I am filled with pride and joy with every "first".

I am warmth, comfort, security, and sustenance.
I am mother.

She gazes intently at my face as she feeds.
Her smiles break out as milk drips down the corners of her mouth.
She turns her head at the sound of my voice,
quiets and calms as she feels my arms.
Right now, in this moment, I'm mommy.  I am the foster mom...not a babysitter, an impostor, or a pretender.

Simply because that's what she needs. That's what God designed every new baby to need. 
I can be that for her. 
I know how to be a mom.
Even if its only for a while.




What is it like to foster parent a newborn?
Its just like parenting your own newborn...without the leaky boobs and stitches down under. 

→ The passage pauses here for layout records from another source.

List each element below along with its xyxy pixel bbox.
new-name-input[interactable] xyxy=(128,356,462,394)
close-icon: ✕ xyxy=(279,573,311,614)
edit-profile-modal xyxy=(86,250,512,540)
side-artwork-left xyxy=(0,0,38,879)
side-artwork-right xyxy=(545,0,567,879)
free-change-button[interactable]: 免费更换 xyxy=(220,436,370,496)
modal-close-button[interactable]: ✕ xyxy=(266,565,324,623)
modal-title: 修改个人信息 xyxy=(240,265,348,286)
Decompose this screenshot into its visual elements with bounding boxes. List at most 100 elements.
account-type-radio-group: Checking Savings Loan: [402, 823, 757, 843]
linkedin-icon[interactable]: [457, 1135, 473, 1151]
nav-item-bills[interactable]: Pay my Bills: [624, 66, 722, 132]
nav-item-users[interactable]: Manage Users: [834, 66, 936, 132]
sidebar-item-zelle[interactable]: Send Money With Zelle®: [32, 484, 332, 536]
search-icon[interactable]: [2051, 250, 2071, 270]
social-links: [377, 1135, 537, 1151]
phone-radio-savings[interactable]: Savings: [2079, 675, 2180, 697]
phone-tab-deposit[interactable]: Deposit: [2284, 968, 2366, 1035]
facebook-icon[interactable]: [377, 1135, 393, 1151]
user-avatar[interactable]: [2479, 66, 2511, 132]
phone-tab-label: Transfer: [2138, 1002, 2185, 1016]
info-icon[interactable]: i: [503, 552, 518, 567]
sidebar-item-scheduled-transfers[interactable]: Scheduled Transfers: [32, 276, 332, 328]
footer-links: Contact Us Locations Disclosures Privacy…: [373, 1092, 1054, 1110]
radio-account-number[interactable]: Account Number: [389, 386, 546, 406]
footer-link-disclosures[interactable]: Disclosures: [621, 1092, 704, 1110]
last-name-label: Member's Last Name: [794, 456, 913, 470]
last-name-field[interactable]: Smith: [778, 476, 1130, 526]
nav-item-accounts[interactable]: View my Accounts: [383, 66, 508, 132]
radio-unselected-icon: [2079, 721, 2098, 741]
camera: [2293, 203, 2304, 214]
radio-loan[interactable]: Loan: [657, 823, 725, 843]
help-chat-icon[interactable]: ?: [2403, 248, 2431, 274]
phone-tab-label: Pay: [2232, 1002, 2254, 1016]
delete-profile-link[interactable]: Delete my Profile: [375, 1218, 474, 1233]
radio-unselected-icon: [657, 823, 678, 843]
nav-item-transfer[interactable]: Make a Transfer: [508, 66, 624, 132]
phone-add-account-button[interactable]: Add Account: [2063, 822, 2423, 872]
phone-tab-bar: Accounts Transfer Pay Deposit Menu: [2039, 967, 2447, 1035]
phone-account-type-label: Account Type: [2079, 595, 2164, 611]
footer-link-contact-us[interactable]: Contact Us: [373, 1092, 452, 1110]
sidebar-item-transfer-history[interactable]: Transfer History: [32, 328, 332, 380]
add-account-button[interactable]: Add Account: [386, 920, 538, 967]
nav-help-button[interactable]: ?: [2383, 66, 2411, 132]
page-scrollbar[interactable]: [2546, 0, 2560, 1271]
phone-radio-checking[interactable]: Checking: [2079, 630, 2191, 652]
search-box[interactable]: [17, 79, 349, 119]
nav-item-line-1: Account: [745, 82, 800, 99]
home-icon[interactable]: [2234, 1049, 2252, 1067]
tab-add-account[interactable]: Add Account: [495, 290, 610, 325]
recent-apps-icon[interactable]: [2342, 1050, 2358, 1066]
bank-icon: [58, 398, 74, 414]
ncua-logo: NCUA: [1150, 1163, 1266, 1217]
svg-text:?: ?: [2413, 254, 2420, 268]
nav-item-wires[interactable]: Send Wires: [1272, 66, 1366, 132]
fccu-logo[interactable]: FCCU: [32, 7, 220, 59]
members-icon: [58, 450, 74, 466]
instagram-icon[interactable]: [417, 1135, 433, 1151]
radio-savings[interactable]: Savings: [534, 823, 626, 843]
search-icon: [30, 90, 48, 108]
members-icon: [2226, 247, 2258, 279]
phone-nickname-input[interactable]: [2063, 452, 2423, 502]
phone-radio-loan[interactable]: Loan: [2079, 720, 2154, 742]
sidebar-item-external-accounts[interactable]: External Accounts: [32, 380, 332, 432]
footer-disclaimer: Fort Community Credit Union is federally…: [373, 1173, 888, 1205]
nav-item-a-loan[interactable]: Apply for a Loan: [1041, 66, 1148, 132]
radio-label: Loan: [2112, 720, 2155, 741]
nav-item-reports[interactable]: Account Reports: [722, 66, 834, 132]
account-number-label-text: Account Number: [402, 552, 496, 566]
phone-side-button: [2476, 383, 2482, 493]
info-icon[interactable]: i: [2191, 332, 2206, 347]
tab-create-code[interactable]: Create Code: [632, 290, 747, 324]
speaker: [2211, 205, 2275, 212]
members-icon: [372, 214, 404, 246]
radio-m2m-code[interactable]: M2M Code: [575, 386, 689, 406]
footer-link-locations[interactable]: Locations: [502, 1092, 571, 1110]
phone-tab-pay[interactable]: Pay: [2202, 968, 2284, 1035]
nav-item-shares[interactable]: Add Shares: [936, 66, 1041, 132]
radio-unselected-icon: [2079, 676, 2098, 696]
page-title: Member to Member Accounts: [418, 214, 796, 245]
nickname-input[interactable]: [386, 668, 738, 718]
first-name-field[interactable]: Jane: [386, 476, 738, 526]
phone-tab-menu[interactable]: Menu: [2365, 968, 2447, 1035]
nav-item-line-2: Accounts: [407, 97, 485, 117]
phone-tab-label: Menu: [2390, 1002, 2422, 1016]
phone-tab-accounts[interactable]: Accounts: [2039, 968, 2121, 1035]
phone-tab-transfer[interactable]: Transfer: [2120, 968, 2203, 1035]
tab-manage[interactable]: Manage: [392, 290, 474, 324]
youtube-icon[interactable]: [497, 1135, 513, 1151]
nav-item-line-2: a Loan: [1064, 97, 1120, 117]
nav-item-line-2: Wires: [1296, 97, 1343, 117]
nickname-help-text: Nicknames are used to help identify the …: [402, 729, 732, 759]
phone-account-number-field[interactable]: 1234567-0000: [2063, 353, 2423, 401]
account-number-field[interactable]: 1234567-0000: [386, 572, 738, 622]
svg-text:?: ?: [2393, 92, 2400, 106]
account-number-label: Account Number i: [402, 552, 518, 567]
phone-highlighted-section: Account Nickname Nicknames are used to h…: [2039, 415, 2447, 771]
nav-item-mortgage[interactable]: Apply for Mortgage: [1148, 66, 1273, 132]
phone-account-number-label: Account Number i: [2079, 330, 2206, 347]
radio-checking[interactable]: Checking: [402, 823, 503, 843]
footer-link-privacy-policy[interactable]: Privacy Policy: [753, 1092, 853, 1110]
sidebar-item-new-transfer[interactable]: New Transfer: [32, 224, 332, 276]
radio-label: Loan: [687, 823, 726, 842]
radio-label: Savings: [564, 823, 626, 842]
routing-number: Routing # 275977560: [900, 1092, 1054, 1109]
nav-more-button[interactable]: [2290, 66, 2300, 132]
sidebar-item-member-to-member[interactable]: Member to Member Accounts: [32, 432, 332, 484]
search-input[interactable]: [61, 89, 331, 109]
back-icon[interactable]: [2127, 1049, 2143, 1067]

What is it like to say goodbye?
I'll let you know when that day comes. 



One day at a time. 
Today I'm going to give her as much love as she needs. 

"Therefore do not worry about tomorrow, for tomorrow will worry about itself. Each day has enough trouble of its own."  Matthew 6:34



2 comments:

Lynnea Hameloth said...

Carla, thank you for sharing your heart. This was beautiful <3

Gigi said...

Thank you for that. I have always wanted to foster but we can't for personal reasons. When I mention it to other people they always say what you mentioned, " Oh I could never do that, it would be to sad." Of course it would be sad. It's not something that you do to fill a void in ourselves, it is something you do to fill a void in someone else. It's costly. But for every ounce of love that is poured out, for every bit of pain endured, the reward is eternal. The love that we pour out in this life we get to take with us to the next. In the end we will fully understand that it is more blessed to give than to receive. And I know that she has already been such a blessing to you.